Control sequences. For controls in training and back-testing, we used fragments of the 29 proteins not observed within the 78 acquired enamel pellicle peptides. We retrieved random fragments matching the number and length of the peptides in regions not overlapping the pellicle peptide sequences. When intervening stretches were not abundant or long enough to derive a matching set, we retrieved additional fragments from random other proteins in the set. The resulting decoy control set includes 49 peptides that are 8–36 residues in length (Supplementary Table S2).
Additional negative sequences from other proteins. To increase information content for matrix training and enhance relevance to non-pellicle proteins, we derived additional presumed non-functional sets matching the pellicle peptide set in length and quantity. One set was produced by extracting random parts of any human protein secreted in the saliva (Supplementary Table S3). Additional sets were constructed from random sequences by the combination of amino acids selected to mimic the composition in UniProt (The UniProt Consortium, 2007; Supplementary Table S4). We attempted training with and without each of the additional background sequence sets. Additional negative sequences were included as controls during training and not during assessment. Wherever the use of these sequences did not disrupt training, they were included to enhance relevance to other proteins.
2.2 Training protocol
Similarity calculations. The total similarity score function (TSSF) is the primary output metric used to differentiate between pellicle peptides and control sequences.
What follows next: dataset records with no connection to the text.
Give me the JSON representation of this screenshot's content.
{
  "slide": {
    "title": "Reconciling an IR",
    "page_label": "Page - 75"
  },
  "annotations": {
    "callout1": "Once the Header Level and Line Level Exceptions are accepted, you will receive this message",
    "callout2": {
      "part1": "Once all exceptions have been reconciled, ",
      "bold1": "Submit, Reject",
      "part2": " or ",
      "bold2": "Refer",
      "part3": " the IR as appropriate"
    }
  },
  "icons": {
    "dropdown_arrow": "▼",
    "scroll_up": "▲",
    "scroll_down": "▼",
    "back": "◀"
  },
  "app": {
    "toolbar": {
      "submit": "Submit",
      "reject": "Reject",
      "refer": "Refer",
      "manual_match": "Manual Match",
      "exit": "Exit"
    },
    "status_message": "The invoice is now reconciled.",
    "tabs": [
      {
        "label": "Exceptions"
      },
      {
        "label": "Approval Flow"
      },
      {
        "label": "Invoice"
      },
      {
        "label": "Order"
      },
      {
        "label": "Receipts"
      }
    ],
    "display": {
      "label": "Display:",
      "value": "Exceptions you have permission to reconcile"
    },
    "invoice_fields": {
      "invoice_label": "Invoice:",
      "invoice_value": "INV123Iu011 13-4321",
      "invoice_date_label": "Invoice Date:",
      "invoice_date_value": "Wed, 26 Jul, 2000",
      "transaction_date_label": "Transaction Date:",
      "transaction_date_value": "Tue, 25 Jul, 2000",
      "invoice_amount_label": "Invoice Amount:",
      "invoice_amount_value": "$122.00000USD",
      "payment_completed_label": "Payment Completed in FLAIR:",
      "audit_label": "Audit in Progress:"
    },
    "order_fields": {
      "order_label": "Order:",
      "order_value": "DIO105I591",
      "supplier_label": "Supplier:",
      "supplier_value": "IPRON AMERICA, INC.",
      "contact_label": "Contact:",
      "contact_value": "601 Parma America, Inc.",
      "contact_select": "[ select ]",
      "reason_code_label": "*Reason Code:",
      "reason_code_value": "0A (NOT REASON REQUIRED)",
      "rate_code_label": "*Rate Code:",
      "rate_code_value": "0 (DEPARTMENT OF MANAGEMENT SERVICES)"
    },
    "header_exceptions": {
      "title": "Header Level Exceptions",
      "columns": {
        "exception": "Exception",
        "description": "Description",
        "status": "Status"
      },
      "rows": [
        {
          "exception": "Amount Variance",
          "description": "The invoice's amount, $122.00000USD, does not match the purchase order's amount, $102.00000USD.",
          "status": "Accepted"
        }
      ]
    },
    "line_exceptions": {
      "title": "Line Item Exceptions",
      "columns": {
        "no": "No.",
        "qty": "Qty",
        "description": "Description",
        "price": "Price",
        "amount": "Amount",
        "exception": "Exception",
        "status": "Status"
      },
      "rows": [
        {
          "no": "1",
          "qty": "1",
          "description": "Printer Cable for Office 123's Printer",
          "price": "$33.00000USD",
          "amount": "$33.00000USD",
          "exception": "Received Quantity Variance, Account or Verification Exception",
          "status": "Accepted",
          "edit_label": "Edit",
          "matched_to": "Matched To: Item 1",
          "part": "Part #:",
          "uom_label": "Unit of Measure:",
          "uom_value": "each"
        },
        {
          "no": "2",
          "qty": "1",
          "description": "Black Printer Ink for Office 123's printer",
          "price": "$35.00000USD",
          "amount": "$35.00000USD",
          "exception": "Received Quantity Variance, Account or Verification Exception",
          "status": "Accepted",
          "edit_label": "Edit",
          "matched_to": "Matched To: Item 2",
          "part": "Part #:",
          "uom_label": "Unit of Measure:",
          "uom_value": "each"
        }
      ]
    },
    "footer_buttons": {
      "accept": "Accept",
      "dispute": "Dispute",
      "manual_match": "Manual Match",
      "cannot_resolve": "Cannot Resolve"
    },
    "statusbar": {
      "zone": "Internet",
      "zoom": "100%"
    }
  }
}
Matrices, gap values, and training paths were optimized by maximizing TSSF. The TSS is applied as the sum of Needleman–Wunsch scores (Needleman and Wunsch, 1970) for all alignments between two sets, normalized by the peptide length and the number of sequences in each set (Oren et al., 2007). Previously, we used the difference of the TSS for functional peptides to themselves (TSS.ff) and functional to non-functional peptides (TSS.fn; TSSF = TSS.ff – TSS.fn; Oren et al., 2007). Here, we considered TSS for non-functional to themselves (TSS.nn) and non-functional to functional TSS (TSS.nf) as the difference (TSSF = TSS.ff + TSS.nn – TSS.fn – TSS.nf) or the quotient (TSSF = TSS.ff * TSS.nn/(TSS.fn * TSS.nf)). We also attempted training to maximize the difference between the third lowest (to allow for outliers) scoring pellicle peptide and the third highest scoring control sequence.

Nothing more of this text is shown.